Nothing, apparently. No, this is one of those creepy self tongue bathing articles which is some sort of weird virtue signaling from our intrepid correspondent.
The other shoe: Children should be independent, should have a clear understanding of what that means, and have the tools to attain their end financial goals.
With my children, I strongly exhorted them to work by age 16, and incentivized them by providing a car, and auto insurance, but gas and basic maintenance was on their dime. Adulthood starts with small, increasing steps.
Both Maddogsson, and Maddogsdatir rose to the occasion, and found remunerative employment. They integrated work, school, and activities allowing them to develop valuable skills, in work, interpersonal skills, and time/schedule management. Plus, now they had their own spending cash.
Step 2 was teaching them that they had to save some of the money, while I am willing to help them with college payments (these are absurdly high, and even high earners like I was during college cannot make ends meet anymore. I made an average middle class income for the 15 weeks I worked each summer/christmas, about $14,500 in todays dollars). They will need to save some money for college. Maddogsson has paid all but a fairly small amount of his college so far. Maddogsdatir is 2 years away from college yet.
The other thing I did was to help them understand the necessity of building the habit of saving for future events like retirement, health care, and emergencies. I am very fortunate, and my condition is not average, but what I did was provide each child with a 75%-100% match towards an IRA payment while in high school, then a 50% match for a few years after. This lets them see how money grows, it teaches them to invest, and it allows them to get on their feet with other savings at the same time.
Both have become willing savers, and have a significant nest egg which places them in the top 1% of savers in the Millennial age group. If they continue with this they will have a very large, and secure nest egg for the future.

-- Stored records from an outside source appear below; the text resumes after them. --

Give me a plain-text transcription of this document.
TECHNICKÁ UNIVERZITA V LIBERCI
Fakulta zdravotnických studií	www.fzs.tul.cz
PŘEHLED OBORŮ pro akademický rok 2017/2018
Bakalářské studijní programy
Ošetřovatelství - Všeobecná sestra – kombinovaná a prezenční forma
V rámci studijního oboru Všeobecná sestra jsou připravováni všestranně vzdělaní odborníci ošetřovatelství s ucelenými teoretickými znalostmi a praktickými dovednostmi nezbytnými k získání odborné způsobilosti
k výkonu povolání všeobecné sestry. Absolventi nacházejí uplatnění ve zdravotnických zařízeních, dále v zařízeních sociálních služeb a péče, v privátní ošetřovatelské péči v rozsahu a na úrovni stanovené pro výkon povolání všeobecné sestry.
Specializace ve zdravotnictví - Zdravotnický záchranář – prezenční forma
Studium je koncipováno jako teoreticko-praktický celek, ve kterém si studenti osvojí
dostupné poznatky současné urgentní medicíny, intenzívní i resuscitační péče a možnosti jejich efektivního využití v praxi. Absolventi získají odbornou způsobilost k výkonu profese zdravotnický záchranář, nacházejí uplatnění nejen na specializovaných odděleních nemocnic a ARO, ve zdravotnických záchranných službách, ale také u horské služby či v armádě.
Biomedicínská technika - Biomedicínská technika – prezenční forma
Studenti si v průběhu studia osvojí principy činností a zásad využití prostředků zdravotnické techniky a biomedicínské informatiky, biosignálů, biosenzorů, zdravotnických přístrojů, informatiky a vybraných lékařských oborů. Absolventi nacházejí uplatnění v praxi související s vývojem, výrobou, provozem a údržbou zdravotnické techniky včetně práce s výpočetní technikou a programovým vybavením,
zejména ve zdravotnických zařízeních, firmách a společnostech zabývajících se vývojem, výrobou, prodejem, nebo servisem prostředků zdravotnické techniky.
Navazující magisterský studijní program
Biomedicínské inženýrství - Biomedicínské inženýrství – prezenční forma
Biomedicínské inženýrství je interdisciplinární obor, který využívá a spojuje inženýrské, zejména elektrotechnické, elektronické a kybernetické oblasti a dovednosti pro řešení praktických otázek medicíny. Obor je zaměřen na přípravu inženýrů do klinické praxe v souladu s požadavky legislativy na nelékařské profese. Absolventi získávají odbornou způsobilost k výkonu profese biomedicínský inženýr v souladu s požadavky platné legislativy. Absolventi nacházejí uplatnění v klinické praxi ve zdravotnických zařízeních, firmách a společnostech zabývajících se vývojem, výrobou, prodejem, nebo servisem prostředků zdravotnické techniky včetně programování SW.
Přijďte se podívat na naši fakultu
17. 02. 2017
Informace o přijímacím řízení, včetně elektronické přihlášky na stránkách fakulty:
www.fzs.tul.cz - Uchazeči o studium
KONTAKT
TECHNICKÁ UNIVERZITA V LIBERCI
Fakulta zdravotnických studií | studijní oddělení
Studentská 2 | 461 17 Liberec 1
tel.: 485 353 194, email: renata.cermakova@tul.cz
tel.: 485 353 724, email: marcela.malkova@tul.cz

Angie's grain of an idea may be fine, but without the essential instruction on how to build wealth, and invest assets the "You're not getting anything from me" statement is dangerous, and difficult to see how it works out well.
This does not require 100% matching on an IRA, it doesn't require any matching, although to the extent possible this would be helpful, it requires a mature adult helping the child navigate the difficulties of investing, and a steady hand showing them the value of doing so. Hopefully our intrepid correspondent is following this path.